Le elezioni amministrative di domenica scorsa hanno avuto un significato politico che va ben oltre il risultato nei singoli comuni. E questo, a mio avviso, anche prescindendo dal risultato finale, che verrà dai ballottaggi. Un significato che porta con sé anche alcune valutazioni sullo stile della politica di Matteo Renzi, su come ha fatto politica in questi anni e come la farà nel tempo a venire.
Molti si sono impegnati a descrivere il presente del partito democratico, come appare oggi, completamente in balia del ceto politico renziano: un partito senz’anima, ci dicono alcuni, e oramai assai distante da ogni riferimento a sinistra, lontano dai cittadini più bisognosi e sensibile, invece, alle richieste di chi vive i centri storici delle città. Un partito ancora teso ad allargare a destra i suoi attuali alleati di governo.
A questo partito, si diceva fino alla vigilia delle elezioni, non c’è alternativa. Oggi la storia è un’altra. Non c’è almeno per ora un’alternativa che parta da pezzi di partiti della vecchia sinistra, e nemmeno, io credo, dalla minoranza del Pd che è rimasta nel partito e ogni tanto emette sospiri per dar prova di una inesistente vitalità. Ma sarebbe un errore o una grave deformazione interpretativa se volessimo sostenere che in Italia non accade qualcosa di nuovo: forze e movimenti e singole personalità che si stanno formando proprio per smentire quella inevitabilità del renzismo a cui sembrava fossimo destinati.
In questo senso la storia è davvero inesorabile: nessuno è davvero e per sempre insostituibile. Facciamocene una ragione.
Un partito che ha perso l’anima, come farà a ritrovarla e a farci credere d’esser sincero? Come farà a convincere i suoi elettori che questa volta non sta facendo propaganda?
L’anima del Pd persa inseguendo il potere dell’uomo solo, usando uno stile che mal si sposa con questioni che riguardano lealtà, trasparenza, amore per la libertà, apertura verso i dissenzienti, rispetto del pluralismo e delle opinioni altrui…questo anche appartiene all’anima di un partito. Ed è su questi valori della dignità e della fiducia che crescono le radici. Ma quell’albero ora va seccandosi…

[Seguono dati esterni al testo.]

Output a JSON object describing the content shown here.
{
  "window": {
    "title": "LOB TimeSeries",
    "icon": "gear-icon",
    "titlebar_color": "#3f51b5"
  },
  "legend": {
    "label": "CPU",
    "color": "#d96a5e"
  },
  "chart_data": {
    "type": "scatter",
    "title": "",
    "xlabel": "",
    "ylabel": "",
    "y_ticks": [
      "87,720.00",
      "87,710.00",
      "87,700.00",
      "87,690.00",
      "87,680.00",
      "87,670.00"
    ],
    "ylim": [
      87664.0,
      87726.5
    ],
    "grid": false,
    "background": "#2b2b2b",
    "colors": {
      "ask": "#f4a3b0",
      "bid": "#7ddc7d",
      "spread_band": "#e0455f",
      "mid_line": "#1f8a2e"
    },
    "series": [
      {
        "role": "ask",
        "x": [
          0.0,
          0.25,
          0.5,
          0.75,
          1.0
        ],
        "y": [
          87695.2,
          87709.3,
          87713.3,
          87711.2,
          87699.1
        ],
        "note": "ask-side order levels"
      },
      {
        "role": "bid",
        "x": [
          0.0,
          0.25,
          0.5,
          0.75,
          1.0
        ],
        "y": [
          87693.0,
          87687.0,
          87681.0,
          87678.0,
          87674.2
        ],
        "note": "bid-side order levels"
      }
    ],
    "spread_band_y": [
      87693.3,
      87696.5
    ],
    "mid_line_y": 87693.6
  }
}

Alcuni commentatori (penso a Ezio Mauro, ad esempio) rifacendo la storia di Matteo Renzi, ci ripete oggi che tutto ciò che ha fatto, lo ha fatto all’insegna della legittimità. Mi permetto di obiettare che non ci fu nulla di veramente “legittimo” nelle primarie che vinse dopo quelle perse con Bersani, quando anche cittadini di destra decisero di presentarsi a votarlo.
E non ci fu nulla di autenticamente “legittimo” in quell’assalto a Palazzo Chigi preparato con l’inganno del presidente del consiglio Letta.
E non ci è stato nulla di veramente “legittimo” nel modo con cui è stato gestito il dibattito parlamentare sulla riforma Boschi, attraverso i famosi canguri, impedimenti al dibattito, sostituzione di parlamentari dissenzienti.
Così come non è “legittimo” cercare di vincere il referendum tenendo tutto un Paese in balia del ricatto: o così o l’abisso.
Questi e molti altri sono i passaggi nei quali si è persa l’anima del Pd. Essi sono stati accompagnati dalla crescente indifferenza nei confronti di valori fondamentali, come la lotta alla corruzione che non serve a nulla proclamare se non la si pratica a partire dalla scelta dei compagni di governo.
Alternative ci possono essere e ci saranno: basta cominciare a crederci.